Un ragazzo di 23 anni, è stato trovato morto nel parcheggio del Dipartimento di Matematica dell’Università di Perugia. È accaduto questa mattina, intorno alle 4. Quando i soccorsi sono arrivati sul posto non c’era già più nulla da fare.
L’aggressione e i primi rilievi
L’aggressione, secondo le prime ricostruzioni, è avvenuta con un’arma da taglio, che avrebbe colpito il ragazzo al collo e che è stata individuata dai soccorritori durante la prima ispezione del corpo. Alcuni ragazzi presenti hanno raccontato di una colluttazione tra il giovane e altri coetanei (forse stranieri), che sarebbero fuggiti subito dopo l’aggressione. Gli amici del 23enne avrebbero comunque fornito indicazioni alla polizia sull’identità dell’aggressore.

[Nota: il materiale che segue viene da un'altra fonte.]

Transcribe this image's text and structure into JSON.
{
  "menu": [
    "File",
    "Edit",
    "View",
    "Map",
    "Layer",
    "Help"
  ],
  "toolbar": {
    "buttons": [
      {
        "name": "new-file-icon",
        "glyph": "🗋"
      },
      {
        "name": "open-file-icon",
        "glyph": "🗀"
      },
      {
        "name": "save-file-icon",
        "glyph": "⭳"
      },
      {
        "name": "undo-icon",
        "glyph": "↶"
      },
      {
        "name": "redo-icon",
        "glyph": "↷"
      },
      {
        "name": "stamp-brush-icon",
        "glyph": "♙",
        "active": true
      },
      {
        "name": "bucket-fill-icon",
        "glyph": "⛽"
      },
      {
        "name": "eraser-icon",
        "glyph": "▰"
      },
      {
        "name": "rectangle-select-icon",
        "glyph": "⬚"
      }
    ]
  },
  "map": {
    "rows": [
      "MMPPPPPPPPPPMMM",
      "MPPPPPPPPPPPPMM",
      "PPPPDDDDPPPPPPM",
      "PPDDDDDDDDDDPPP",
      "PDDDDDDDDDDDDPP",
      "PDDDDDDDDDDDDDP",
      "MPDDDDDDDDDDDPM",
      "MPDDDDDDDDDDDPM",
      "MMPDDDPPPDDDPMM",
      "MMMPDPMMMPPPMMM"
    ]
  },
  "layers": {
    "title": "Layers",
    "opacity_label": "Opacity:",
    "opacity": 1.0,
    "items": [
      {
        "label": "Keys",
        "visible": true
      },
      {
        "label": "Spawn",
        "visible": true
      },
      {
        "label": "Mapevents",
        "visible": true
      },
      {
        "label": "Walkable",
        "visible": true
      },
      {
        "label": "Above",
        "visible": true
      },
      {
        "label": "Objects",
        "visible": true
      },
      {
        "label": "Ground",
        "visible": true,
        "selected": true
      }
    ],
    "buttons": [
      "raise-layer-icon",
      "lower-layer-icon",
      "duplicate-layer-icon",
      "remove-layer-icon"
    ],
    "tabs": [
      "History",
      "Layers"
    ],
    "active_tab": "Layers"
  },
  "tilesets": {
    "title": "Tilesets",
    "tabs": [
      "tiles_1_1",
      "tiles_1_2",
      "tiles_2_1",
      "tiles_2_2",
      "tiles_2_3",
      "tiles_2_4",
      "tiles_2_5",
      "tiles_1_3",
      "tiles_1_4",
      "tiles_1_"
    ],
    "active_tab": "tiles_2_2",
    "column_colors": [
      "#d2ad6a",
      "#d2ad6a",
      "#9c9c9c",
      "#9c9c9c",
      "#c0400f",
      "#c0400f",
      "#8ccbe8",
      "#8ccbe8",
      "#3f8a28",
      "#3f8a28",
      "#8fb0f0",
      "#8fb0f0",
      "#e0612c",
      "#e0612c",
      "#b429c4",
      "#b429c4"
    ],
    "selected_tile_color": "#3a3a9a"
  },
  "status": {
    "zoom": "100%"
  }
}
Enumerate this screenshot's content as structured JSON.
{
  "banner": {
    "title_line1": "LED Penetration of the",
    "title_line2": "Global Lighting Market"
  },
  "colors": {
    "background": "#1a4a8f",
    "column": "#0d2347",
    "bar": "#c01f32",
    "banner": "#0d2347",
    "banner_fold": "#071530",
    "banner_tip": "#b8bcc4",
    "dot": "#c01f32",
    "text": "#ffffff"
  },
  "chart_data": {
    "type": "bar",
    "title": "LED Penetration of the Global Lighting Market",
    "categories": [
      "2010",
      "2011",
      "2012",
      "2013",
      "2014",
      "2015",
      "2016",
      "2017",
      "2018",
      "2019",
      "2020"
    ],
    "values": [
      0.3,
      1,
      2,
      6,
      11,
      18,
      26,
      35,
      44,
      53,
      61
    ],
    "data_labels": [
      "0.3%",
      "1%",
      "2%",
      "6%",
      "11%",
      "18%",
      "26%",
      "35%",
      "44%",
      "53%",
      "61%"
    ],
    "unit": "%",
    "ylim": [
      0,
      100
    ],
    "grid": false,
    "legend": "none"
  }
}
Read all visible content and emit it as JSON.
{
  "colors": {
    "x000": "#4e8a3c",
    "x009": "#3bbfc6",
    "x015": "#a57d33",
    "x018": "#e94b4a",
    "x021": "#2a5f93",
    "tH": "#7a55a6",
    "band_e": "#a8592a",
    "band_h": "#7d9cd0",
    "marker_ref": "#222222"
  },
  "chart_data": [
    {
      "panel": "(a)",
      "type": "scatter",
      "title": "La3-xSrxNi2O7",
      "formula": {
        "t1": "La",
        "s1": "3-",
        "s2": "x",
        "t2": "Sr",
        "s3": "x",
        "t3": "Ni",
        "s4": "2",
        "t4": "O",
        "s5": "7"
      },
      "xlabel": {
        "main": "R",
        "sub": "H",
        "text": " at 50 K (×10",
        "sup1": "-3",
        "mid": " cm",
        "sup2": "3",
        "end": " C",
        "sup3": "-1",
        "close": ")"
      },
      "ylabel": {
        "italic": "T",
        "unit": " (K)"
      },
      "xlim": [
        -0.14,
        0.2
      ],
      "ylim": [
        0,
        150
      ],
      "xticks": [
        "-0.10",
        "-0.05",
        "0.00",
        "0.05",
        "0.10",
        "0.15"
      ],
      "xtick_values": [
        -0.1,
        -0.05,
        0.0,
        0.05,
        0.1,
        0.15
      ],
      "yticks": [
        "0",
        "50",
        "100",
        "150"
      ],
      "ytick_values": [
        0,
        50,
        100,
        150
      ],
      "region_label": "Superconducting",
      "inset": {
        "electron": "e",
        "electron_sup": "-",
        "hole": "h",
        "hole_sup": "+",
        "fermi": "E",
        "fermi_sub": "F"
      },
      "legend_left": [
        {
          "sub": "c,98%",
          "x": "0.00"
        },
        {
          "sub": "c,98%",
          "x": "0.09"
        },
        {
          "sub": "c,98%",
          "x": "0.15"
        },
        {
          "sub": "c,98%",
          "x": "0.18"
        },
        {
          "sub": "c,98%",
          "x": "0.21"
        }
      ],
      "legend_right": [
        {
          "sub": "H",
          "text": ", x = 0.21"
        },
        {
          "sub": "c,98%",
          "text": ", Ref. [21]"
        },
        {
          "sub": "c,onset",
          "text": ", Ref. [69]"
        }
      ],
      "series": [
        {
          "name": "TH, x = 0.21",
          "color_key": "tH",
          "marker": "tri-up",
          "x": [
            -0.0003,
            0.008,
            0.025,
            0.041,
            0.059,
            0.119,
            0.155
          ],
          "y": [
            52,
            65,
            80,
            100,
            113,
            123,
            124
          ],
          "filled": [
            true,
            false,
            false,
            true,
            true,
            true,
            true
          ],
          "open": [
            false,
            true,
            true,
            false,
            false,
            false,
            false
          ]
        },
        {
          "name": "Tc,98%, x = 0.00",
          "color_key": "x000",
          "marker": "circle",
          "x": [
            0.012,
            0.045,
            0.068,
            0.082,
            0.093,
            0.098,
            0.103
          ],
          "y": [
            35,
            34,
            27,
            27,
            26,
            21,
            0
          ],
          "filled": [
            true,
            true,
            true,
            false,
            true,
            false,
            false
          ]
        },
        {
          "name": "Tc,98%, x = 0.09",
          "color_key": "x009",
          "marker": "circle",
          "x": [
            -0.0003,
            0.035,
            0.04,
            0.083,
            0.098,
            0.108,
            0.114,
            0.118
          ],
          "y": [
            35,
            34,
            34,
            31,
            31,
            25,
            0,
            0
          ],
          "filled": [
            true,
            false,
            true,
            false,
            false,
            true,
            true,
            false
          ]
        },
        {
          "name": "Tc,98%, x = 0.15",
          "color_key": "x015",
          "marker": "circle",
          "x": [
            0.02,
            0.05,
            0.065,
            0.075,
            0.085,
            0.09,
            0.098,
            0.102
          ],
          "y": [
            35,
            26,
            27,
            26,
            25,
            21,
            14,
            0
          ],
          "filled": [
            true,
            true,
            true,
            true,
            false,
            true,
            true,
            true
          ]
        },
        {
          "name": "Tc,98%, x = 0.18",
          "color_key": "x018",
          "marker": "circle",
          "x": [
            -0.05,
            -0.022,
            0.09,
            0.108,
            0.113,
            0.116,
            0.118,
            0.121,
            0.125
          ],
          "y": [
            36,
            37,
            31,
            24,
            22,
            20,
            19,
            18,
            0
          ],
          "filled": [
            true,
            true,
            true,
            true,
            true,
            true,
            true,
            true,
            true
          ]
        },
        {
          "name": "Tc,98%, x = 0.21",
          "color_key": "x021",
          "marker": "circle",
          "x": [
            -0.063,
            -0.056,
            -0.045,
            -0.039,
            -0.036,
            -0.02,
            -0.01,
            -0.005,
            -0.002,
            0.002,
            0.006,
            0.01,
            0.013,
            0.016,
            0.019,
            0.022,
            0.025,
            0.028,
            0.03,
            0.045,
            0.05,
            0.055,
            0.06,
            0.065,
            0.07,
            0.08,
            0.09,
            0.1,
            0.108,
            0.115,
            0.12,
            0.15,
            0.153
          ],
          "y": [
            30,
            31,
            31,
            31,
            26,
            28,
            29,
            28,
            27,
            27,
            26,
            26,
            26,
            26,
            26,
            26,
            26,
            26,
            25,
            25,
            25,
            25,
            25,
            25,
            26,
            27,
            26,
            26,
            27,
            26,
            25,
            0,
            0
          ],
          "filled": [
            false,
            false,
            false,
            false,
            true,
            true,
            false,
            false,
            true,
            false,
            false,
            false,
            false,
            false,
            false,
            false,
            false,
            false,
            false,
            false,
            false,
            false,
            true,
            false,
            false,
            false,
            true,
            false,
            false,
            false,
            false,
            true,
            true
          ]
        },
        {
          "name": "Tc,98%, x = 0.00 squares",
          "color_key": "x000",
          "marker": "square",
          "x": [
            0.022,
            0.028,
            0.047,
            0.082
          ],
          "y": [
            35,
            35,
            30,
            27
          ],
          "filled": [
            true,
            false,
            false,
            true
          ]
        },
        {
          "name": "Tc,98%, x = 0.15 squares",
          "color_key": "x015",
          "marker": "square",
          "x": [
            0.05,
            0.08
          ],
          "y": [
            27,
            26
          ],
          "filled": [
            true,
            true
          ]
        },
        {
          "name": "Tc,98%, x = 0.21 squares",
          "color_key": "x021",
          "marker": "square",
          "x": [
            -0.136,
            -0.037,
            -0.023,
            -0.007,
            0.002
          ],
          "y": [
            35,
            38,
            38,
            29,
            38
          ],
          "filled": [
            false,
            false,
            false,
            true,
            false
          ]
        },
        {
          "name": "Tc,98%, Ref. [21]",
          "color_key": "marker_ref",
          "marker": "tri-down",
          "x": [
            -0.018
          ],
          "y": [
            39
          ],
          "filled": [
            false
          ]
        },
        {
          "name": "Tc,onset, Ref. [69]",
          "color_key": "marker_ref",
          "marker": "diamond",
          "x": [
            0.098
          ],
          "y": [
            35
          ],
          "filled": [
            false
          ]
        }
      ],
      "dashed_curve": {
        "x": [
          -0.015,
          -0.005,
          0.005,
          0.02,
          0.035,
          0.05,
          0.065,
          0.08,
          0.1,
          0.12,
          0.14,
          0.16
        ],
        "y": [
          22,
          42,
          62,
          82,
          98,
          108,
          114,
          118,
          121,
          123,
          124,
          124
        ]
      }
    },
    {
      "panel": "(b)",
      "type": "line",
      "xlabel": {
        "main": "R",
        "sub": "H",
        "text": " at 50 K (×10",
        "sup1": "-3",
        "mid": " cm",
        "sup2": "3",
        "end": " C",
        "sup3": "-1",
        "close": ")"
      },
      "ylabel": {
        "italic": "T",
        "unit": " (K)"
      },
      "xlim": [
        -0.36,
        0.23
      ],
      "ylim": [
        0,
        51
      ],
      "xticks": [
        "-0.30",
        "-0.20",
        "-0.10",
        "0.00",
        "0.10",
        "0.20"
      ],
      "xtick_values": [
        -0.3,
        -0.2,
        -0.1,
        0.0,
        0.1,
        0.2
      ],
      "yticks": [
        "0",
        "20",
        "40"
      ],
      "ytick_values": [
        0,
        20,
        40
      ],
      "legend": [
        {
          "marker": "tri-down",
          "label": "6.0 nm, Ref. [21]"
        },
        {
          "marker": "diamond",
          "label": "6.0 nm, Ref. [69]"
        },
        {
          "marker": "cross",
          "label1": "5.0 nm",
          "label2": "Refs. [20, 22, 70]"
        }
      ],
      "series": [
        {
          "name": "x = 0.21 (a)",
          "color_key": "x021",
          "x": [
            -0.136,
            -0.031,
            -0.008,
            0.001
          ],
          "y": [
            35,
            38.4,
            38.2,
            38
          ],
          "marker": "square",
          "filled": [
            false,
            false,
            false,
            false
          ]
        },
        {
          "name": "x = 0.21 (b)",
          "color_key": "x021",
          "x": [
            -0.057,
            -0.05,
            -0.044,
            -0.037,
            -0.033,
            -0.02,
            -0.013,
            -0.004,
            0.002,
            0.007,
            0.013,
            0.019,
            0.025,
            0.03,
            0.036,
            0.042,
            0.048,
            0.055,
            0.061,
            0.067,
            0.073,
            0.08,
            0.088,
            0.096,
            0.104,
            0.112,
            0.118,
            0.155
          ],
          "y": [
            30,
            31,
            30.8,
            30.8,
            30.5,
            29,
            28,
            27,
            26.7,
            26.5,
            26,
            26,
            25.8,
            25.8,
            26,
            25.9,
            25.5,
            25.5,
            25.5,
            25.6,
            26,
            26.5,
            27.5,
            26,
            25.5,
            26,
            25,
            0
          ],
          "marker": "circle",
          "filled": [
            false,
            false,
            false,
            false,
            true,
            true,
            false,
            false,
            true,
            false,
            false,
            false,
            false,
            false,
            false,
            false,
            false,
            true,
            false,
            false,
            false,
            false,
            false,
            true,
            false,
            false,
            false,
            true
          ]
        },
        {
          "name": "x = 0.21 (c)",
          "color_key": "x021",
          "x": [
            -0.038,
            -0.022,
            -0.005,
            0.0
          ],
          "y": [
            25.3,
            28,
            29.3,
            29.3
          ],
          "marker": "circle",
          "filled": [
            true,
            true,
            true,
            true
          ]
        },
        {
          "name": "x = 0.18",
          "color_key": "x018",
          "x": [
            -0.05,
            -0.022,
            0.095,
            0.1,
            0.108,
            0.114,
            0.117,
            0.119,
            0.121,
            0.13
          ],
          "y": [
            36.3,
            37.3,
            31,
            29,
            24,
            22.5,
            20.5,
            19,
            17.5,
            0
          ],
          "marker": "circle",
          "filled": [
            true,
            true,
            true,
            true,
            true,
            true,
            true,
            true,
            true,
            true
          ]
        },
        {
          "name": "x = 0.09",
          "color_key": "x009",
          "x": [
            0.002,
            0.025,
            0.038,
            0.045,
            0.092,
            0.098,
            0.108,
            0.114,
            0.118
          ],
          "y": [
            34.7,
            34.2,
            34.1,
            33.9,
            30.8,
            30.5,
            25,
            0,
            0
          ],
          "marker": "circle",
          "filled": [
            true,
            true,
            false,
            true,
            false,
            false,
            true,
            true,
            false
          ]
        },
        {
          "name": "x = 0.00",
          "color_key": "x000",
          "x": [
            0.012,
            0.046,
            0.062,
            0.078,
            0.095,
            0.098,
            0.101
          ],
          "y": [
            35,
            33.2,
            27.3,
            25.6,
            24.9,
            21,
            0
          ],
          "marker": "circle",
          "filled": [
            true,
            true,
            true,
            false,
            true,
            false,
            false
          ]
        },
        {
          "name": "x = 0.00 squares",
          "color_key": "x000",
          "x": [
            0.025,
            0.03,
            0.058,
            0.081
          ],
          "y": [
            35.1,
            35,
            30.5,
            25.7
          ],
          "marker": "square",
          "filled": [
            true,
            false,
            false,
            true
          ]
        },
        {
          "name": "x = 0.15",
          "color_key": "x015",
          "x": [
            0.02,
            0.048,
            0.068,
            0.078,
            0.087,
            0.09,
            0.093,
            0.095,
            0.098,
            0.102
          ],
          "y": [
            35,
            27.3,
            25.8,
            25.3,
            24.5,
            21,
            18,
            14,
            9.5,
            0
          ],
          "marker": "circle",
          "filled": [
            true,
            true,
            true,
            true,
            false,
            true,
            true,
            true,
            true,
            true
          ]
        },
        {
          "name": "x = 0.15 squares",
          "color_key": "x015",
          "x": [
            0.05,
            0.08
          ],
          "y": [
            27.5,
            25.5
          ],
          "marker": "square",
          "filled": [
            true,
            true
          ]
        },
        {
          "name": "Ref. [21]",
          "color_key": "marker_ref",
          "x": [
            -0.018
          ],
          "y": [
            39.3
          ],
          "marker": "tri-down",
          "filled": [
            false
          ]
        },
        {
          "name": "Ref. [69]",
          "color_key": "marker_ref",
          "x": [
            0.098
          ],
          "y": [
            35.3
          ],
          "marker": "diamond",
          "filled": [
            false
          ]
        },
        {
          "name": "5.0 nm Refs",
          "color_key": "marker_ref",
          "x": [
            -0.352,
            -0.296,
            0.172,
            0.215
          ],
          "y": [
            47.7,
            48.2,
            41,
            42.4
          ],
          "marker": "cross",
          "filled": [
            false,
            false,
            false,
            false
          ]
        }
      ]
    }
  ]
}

La lite sarebbe nata per qualche parola di troppo e poi degenerata in tragedia.
La vittima e le indagini
Il giovane deceduto proveniva dalle Marche, dall’area di Fabriano, ed era di origine albanese di seconda generazione: Hekuran Cumani il suo nome. Sul posto, in via Pascoli, sono intervenute le forze dell’ordine di Perugia per eseguire i rilievi e e hanno ascoltato le testimonianze dei presenti. Gli agenti stanno inoltre analizzando le immagini delle videocamere di sorveglianza della zona per ricostruire l’esatta dinamica dei fatti e identificare tutti i responsabili, che al momento risultano ancora in fuga.
Un delitto nel cuore dell’università
L’omicidio è avvenuto nel cuore dell’Università di Perugia, in una delle aree più frequentate dagli studenti: la Conca ai piedi dell’acropoli, dove si trovano i Dipartimenti di Matematica, Scienze politiche, Economia, Giurisprudenza, Fisica e Geologia, Chimica, Biologia e Biotecnologie e Scienze farmaceutiche.
Attorno all’ampio parcheggio di via Pascoli, teatro dell’aggressione, si trovano anche la mensa universitaria e il locale 100Dieci Caffè (dove ieri sera la vittima si sarebbe trovata insieme ad amici, tutti arrivati dalle Marche con lui per passare una serata diversa), punti di ritrovo molto frequentati dai giovani.
Le indagini cercheranno di appurare ogni aspetto dell’accaduto.